22 On retrouve ici ce qui fait l’ambivalence de la démarche de Renan : sa répulsion à l’égard de ce qui vient des origines et de leur fond irraisonné et brutal, jamais définitivement maîtrisable peut-être ; mais aussi une irrésistible attirance, car cette obscurité des origines, qui est celle de l’en-soi hégélien, s’explique par le fait qu’elles se tiennent au plus près de la vie dont sont issues toutes nos pensées, même les plus savantes et les plus nobles, dont la fonction se ramène au fait de réfléchir sur ces mystères, dans l’espoir de les éclaircir un jour définitivement.

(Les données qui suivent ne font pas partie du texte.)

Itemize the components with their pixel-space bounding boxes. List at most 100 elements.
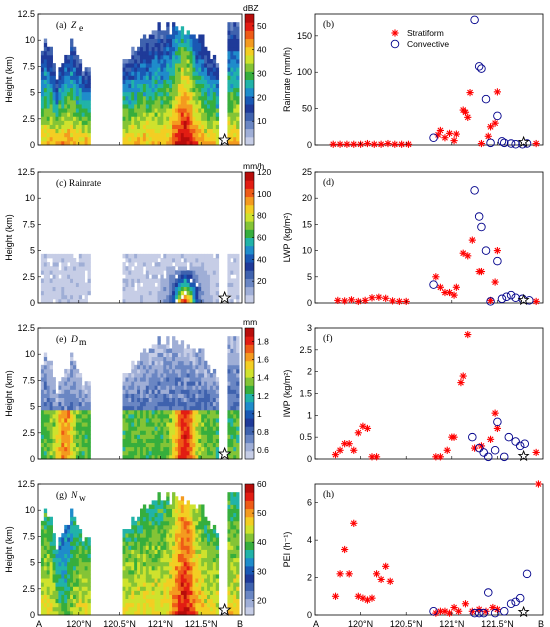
- heatmap-cell: [61, 381, 65, 386]
- heatmap-cell: [180, 545, 185, 550]
- heatmap-cell: [75, 541, 80, 546]
- heatmap-cell: [122, 426, 126, 431]
- stratiform-point: [350, 446, 358, 454]
- heatmap-cell: [84, 537, 88, 542]
- heatmap-cell: [148, 282, 153, 288]
- heatmap-cell: [174, 364, 179, 370]
- heatmap-cell: [198, 352, 202, 358]
- heatmap-cell: [180, 290, 185, 296]
- heatmap-cell: [131, 385, 135, 390]
- heatmap-cell: [67, 545, 71, 550]
- colorbar-swatch: [245, 95, 254, 100]
- heatmap-cell: [151, 537, 155, 542]
- heatmap-cell: [75, 83, 80, 89]
- heatmap-cell: [40, 257, 45, 263]
- heatmap-cell: [55, 454, 59, 460]
- heatmap-cell: [180, 266, 185, 271]
- heatmap-cell: [81, 454, 86, 460]
- heatmap-cell: [157, 389, 161, 394]
- heatmap-cell: [172, 450, 176, 456]
- heatmap-cell: [157, 352, 161, 358]
- heatmap-cell: [154, 610, 158, 616]
- heatmap-cell: [87, 87, 91, 93]
- heatmap-cell: [230, 450, 234, 456]
- heatmap-cell: [177, 393, 182, 398]
- heatmap-cell: [209, 442, 214, 448]
- heatmap-cell: [148, 128, 153, 134]
- heatmap-cell: [174, 610, 179, 616]
- heatmap-cell: [78, 594, 83, 600]
- heatmap-cell: [52, 63, 56, 68]
- convective-point: [511, 293, 520, 303]
- heatmap-cell: [201, 136, 205, 142]
- heatmap-cell: [67, 565, 71, 571]
- heatmap-cell: [81, 262, 86, 267]
- heatmap-cell: [174, 79, 179, 84]
- heatmap-cell: [189, 446, 193, 452]
- heatmap-cell: [177, 545, 182, 550]
- heatmap-cell: [209, 434, 214, 439]
- heatmap-cell: [151, 50, 155, 56]
- heatmap-cell: [186, 606, 190, 612]
- heatmap-cell: [227, 385, 231, 390]
- heatmap-cell: [151, 590, 155, 595]
- heatmap-cell: [49, 602, 53, 608]
- heatmap-cell: [122, 270, 126, 275]
- heatmap-cell: [70, 401, 74, 407]
- heatmap-cell: [157, 83, 161, 89]
- heatmap-cell: [192, 99, 196, 105]
- heatmap-cell: [140, 574, 144, 579]
- heatmap-cell: [207, 63, 211, 68]
- heatmap-cell: [227, 438, 231, 444]
- heatmap-cell: [169, 590, 173, 595]
- heatmap-cell: [72, 381, 77, 386]
- heatmap-cell: [55, 282, 59, 288]
- heatmap-cell: [145, 99, 150, 105]
- heatmap-cell: [186, 541, 190, 546]
- heatmap-cell: [78, 537, 83, 542]
- heatmap-cell: [195, 418, 199, 423]
- heatmap-cell: [180, 120, 185, 125]
- heatmap-cell: [58, 574, 62, 579]
- heatmap-cell: [209, 274, 214, 279]
- heatmap-cell: [122, 557, 126, 563]
- heatmap-cell: [227, 116, 231, 121]
- heatmap-cell: [204, 104, 208, 109]
- colorbar-swatch: [245, 270, 254, 274]
- heatmap-cell: [67, 87, 71, 93]
- heatmap-cell: [177, 364, 182, 370]
- heatmap-cell: [67, 253, 71, 259]
- heatmap-cell: [212, 79, 217, 84]
- heatmap-cell: [134, 95, 138, 101]
- convective-point: [502, 292, 511, 301]
- heatmap-cell: [151, 282, 155, 288]
- heatmap-cell: [43, 508, 48, 514]
- heatmap-cell: [207, 87, 211, 93]
- heatmap-cell: [183, 124, 188, 130]
- heatmap-cell: [78, 298, 83, 304]
- y-tick-label: 2: [307, 367, 312, 377]
- heatmap-cell: [177, 140, 182, 146]
- heatmap-cell: [40, 368, 45, 374]
- heatmap-cell: [157, 602, 161, 608]
- colorbar-swatch: [245, 35, 254, 40]
- heatmap-cell: [75, 434, 80, 439]
- colorbar-swatch: [245, 368, 254, 373]
- heatmap-cell: [72, 116, 77, 121]
- heatmap-cell: [192, 91, 196, 97]
- heatmap-cell: [81, 393, 86, 398]
- heatmap-cell: [157, 385, 161, 390]
- heatmap-cell: [46, 598, 51, 604]
- heatmap-cell: [209, 91, 214, 97]
- heatmap-cell: [204, 282, 208, 288]
- heatmap-cell: [122, 95, 126, 101]
- heatmap-cell: [67, 282, 71, 288]
- heatmap-cell: [40, 418, 45, 423]
- heatmap-cell: [52, 434, 56, 439]
- heatmap-cell: [64, 545, 68, 550]
- heatmap-cell: [140, 83, 144, 89]
- heatmap-cell: [52, 266, 56, 271]
- heatmap-cell: [209, 290, 214, 296]
- heatmap-cell: [151, 385, 155, 390]
- heatmap-cell: [49, 557, 53, 563]
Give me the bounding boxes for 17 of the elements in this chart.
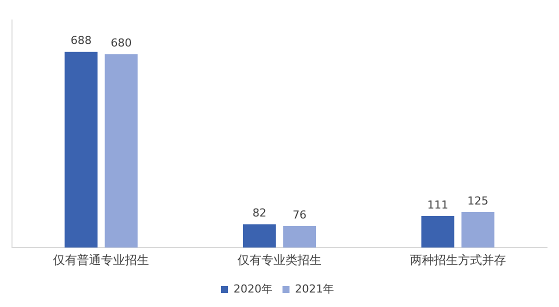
legend-label: 2020年	[234, 282, 273, 296]
bar	[421, 216, 454, 248]
data-label: 680	[110, 36, 132, 50]
data-label: 82	[252, 206, 266, 220]
x-tick-label: 两种招生方式并存	[410, 252, 506, 267]
data-label: 688	[70, 34, 92, 48]
bar	[104, 54, 138, 248]
x-tick-label: 仅有专业类招生	[238, 252, 322, 267]
bar	[461, 212, 494, 248]
data-label: 76	[292, 208, 307, 222]
legend-label: 2021年	[295, 282, 334, 296]
data-label: 111	[427, 198, 448, 212]
bar	[283, 226, 316, 248]
bar	[64, 52, 98, 248]
x-tick-label: 仅有普通专业招生	[53, 252, 150, 267]
data-label: 125	[467, 194, 488, 208]
bar	[242, 224, 276, 248]
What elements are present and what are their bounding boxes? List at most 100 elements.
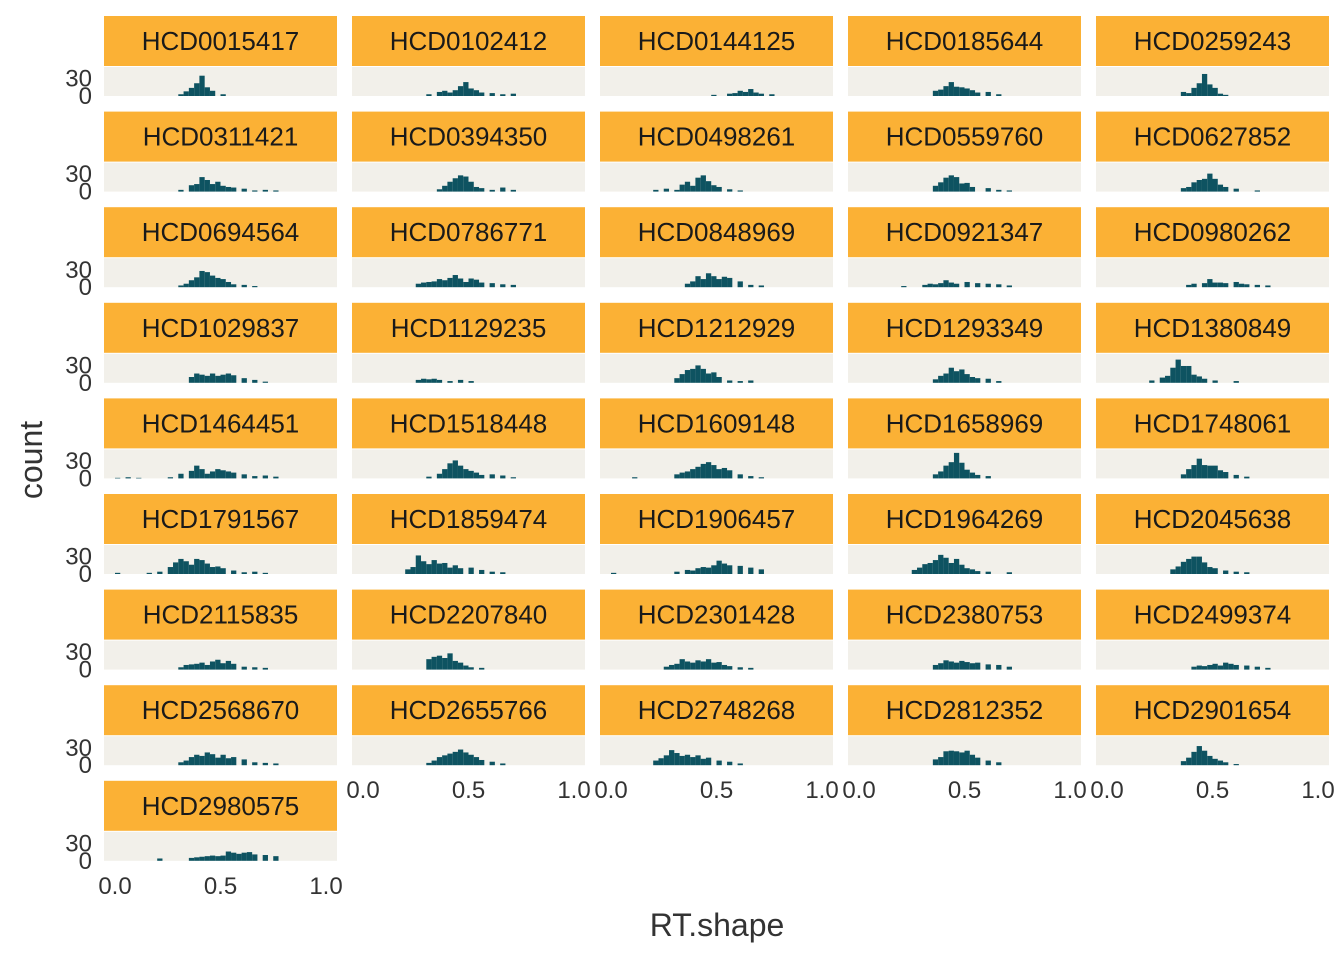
histogram-bar xyxy=(204,473,210,479)
facet-strip xyxy=(352,589,585,640)
histogram-bar xyxy=(938,182,944,192)
histogram-bar xyxy=(716,279,722,288)
histogram-bar xyxy=(225,471,232,479)
histogram-bar xyxy=(700,567,706,574)
histogram-bar xyxy=(1006,572,1012,574)
facet-label: HCD2568670 xyxy=(142,695,300,725)
histogram-bar xyxy=(457,465,464,479)
histogram-bar xyxy=(1233,381,1239,383)
facet-panel: HCD0259243 xyxy=(1096,16,1329,96)
histogram-bar xyxy=(932,185,939,192)
histogram-bar xyxy=(1212,465,1218,479)
histogram-bar xyxy=(969,569,976,574)
histogram-bar xyxy=(436,473,443,479)
histogram-bar xyxy=(748,567,754,574)
facet-panel: HCD1518448 xyxy=(352,398,585,479)
histogram-bar xyxy=(1201,73,1208,96)
histogram-bar xyxy=(199,469,205,479)
facet-strip xyxy=(104,111,337,162)
histogram-bar xyxy=(695,568,701,574)
histogram-bar xyxy=(215,277,221,288)
facet-label: HCD0559760 xyxy=(886,122,1044,152)
histogram-bar xyxy=(938,757,944,766)
histogram-bar xyxy=(985,188,991,192)
histogram-bar xyxy=(1180,474,1187,479)
facet-label: HCD0311421 xyxy=(143,122,299,152)
facet-panel: HCD2380753 xyxy=(848,589,1081,670)
histogram-bar xyxy=(1228,663,1234,670)
facet-panel: HCD2655766 0.0 0.5 1.0 xyxy=(346,685,591,804)
facet-panel: HCD0627852 xyxy=(1096,111,1329,192)
histogram-bar xyxy=(1191,87,1197,96)
histogram-bar xyxy=(241,759,247,766)
histogram-bar xyxy=(178,94,184,96)
histogram-bar xyxy=(663,666,670,670)
histogram-bar xyxy=(489,571,495,574)
histogram-bar xyxy=(463,281,469,288)
histogram-bar xyxy=(436,655,443,670)
histogram-bar xyxy=(700,758,706,766)
histogram-bar xyxy=(1217,470,1224,479)
histogram-bar xyxy=(468,667,474,670)
histogram-bar xyxy=(705,757,712,766)
histogram-bar xyxy=(753,92,759,96)
histogram-bar xyxy=(115,572,121,574)
facet-label: HCD0980262 xyxy=(1134,217,1292,247)
histogram-bar xyxy=(1180,91,1187,96)
histogram-bar xyxy=(1006,285,1012,288)
histogram-bar xyxy=(996,284,1002,288)
histogram-bar xyxy=(737,190,743,192)
facet-label: HCD2207840 xyxy=(390,600,548,630)
histogram-bar xyxy=(932,474,939,479)
histogram-bar xyxy=(252,286,258,288)
histogram-bar xyxy=(410,567,416,574)
facet-strip xyxy=(352,111,585,162)
histogram-bar xyxy=(948,750,954,766)
y-tick-label: 0 xyxy=(79,465,92,492)
histogram-bar xyxy=(727,470,733,479)
histogram-bar xyxy=(1186,558,1192,574)
facet-label: HCD1658969 xyxy=(886,408,1044,438)
facet-strip xyxy=(104,685,337,736)
histogram-bar xyxy=(178,285,184,288)
histogram-bar xyxy=(457,86,464,96)
histogram-bar xyxy=(220,94,226,96)
facet-panel: HCD0185644 xyxy=(848,16,1081,96)
histogram-bar xyxy=(457,662,464,670)
histogram-bar xyxy=(674,189,680,192)
facet-strip xyxy=(848,302,1081,353)
y-tick-label: 0 xyxy=(79,179,92,206)
histogram-bar xyxy=(953,177,960,192)
histogram-bar xyxy=(236,853,242,861)
histogram-bar xyxy=(727,189,733,192)
facet-panel: HCD0980262 xyxy=(1096,207,1329,288)
histogram-bar xyxy=(447,92,453,96)
histogram-bar xyxy=(183,283,189,288)
histogram-bar xyxy=(700,279,706,288)
facet-panel: HCD2207840 xyxy=(352,589,585,670)
histogram-bar xyxy=(510,189,516,192)
histogram-bar xyxy=(273,476,279,479)
histogram-bar xyxy=(959,752,965,766)
histogram-bar xyxy=(241,474,247,479)
histogram-bar xyxy=(500,94,506,96)
histogram-bar xyxy=(1207,279,1213,288)
histogram-bar xyxy=(225,281,232,288)
histogram-bar xyxy=(194,373,200,383)
histogram-bar xyxy=(436,91,443,96)
histogram-bar xyxy=(500,475,506,479)
histogram-bar xyxy=(727,565,733,574)
histogram-bar xyxy=(975,283,981,288)
histogram-bar xyxy=(996,762,1002,766)
histogram-bar xyxy=(199,270,205,288)
histogram-bar xyxy=(1217,184,1224,192)
histogram-bar xyxy=(1217,282,1224,288)
histogram-bar xyxy=(204,180,210,192)
facet-label: HCD1791567 xyxy=(142,504,300,534)
y-tick-label: 0 xyxy=(79,657,92,684)
histogram-bar xyxy=(447,653,453,670)
histogram-bar xyxy=(684,661,691,670)
histogram-bar xyxy=(452,565,458,574)
histogram-bar xyxy=(194,558,200,574)
histogram-bar xyxy=(479,92,485,96)
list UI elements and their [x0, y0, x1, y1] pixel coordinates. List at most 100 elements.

23Les contemporains de Renan ont souvent raillé les subtilités et les sinuosités de sa pensée, et l’on se souvient des pages cruelles que Barrés a écrites à ce sujet. Mais il n’ont pu le faire que parce qu’ils ont ignoré la tension spéculative qui, jusqu’au bout, a soutenu le développement de cette pensée, en la partageant entre les deux pôles alternatifs de la raison et de la vie, dans une perspective qui, en conséquence, était à la fois celle d’un optimisme rationnel et celle d’un pessimisme vital (à moins qu’il ne faille, à l’inverse, parler d’un optimisme vital et d’un pessimisme rationnel). Portons au crédit de Renan, comme philosophe, de ne pas avoir éludé cette difficulté et de ne pas avoir cherché, comme tant d’autres, à en proposer une résolution artificielle, mais d’avoir su s’en faire le révélateur, de manière à figurer pour nous, non un génie solitaire, enfermé dans le cercle d’un système de pensée parfaitement clos, mais un témoin exemplaire des interrogations intellectuelles de son temps.
Notes de bas de page
1 E. Renan, Souvenirs d’enfance et de jeunesse, t. II, préface, p. 713. Les citations de Renan sont ici indiquées d’après l’édition des Œuvres complètes, Paris, Calmann-Lévy, 1947-1961,10 vol. Cette référence sera ensuite citée à l’aide du sigle OC.
2 Id., « Prière sur l’Acropole », dans ibid., p. 756.
3 Voir supra, chapitre XIII.
4 V. Cousin, Du vrai, du beau et du bien, 5e leçon, Paris, Librairie académique Perrin, 1913, p. 106 [cité d’après la trentième édition].
5 E. Renan, Lettre à sa sœur Henriette (4 septembre 1848), OC, t. IX, p. 1116.
6 Voir infra, chapitre XVII.
7 E. Renan, « Probabilités » (deuxième dialogue), dans Dialogues philosophiques, OC, t, I, p. 586.
8 Id., L’avenir de la science, chap. 2, OC, t. III, p. 747.
9 Ibid., chap. 3, p. 758.
10 Ibid., p. 776.
11 E. Renan, L’avenir de la science, note ajoutée au chap. 2, OC, t. III p. 1125.
12 Id., « Probabilités » (deuxième dialogue), Dialogues philosophiques, OC, t. I, p. 597.
13 Ibid., p. 593.
14 E. Renan, « Rêves » (troisième dialogue), Dialogues philosophiques, OC, t. I, p. 610.
15 Ibid., p. 615.
16 Voir supra, chap. XIV.
17 E. Renan, Caliban, OC, t. III, p. 420.